Girando, scoprì che al terzo piano c'era una biblioteca. Il perché in una Scuola di gladiatori ci fosse una struttura del genere la sfiorò e svanì non appena vi mise piede all'interno. Non era bella come quella di Tyrron, ma il profumo del papiro, della pelle e della polvere le conferivano sempre un'aura magica, anche se smorzata dall'aspetto austero. Le colonne e la lunga foresta d'archi che le sormontavano erano bianche, e non facevano altro che esaltare quel senso di riserbo e intimità che le stuoie di canne avevano immediatamente evocato. Se soltanto non ci fossero state le guardie a tenerla sotto osservazione, Nemeria si sarebbe potuta sentire a casa.
Passò in rassegna diversi tomi, li sfiorò con la punta delle dita e si azzardò a sfogliarne alcuni. La maggior parte dei racconti delle Jinian erano tramandati di madre in figlia oralmente, canti, ballate e storie recitare in rime ritmate, pertanto erano state poche le volte in cui Nemeria aveva potuto stringere tra le dita un vero e proprio libro. Si mise a sfogliare distrattamente un trattato sulla geografia dell'impero e pensò a sua sorella. Etheram avrebbe passato giorni in un posto come quello.
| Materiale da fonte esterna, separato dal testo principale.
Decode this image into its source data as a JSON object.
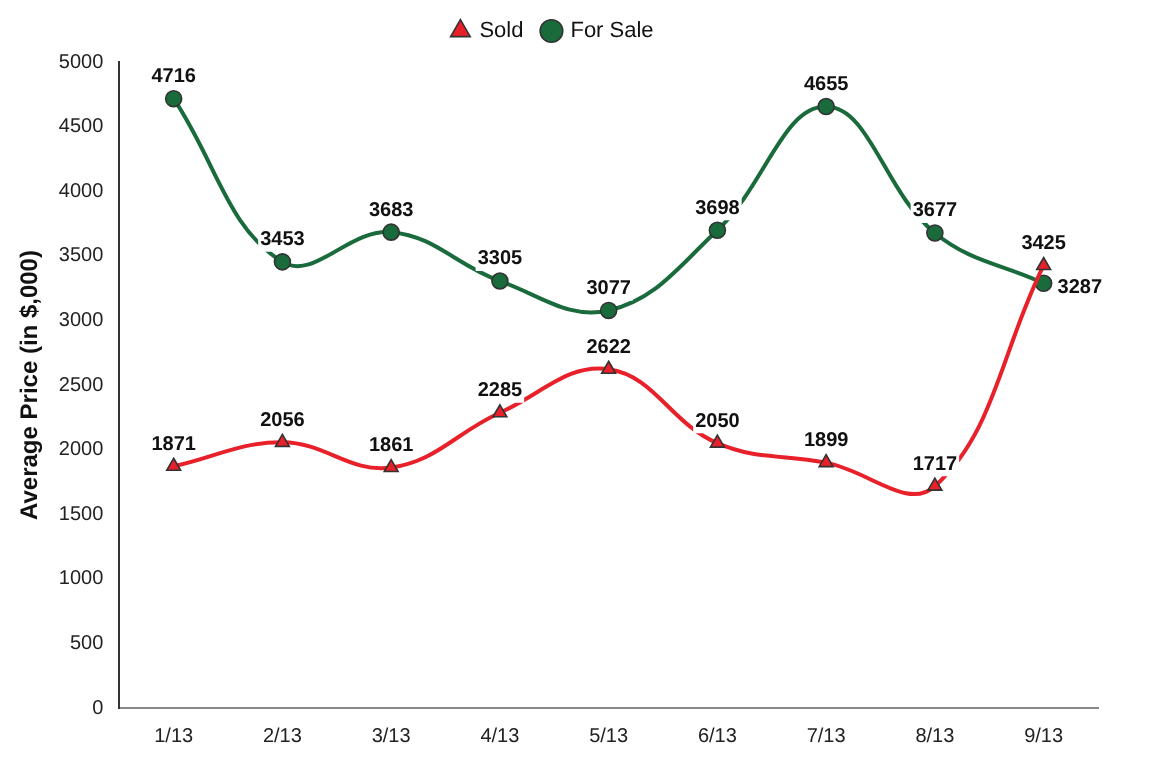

Ogni volta che la sua mente navigava verso di lei, Nemeria portava la mano al ciondolo. Stringerlo le dava forza e le trasmetteva sicurezza. Se lo avesse ceduto, come avrebbe fatto ad andare avanti? Alla fine, si ritrovava sempre al solito bivio: la sua famiglia d'origine, oppure quella di Kalaspirit, la sgangherata banda dei Ratti. E più ci rifletteva, più le sembrava che la sua mente si avvolgesse su se stessa, preda e predatrice dei suoi stessi pensieri.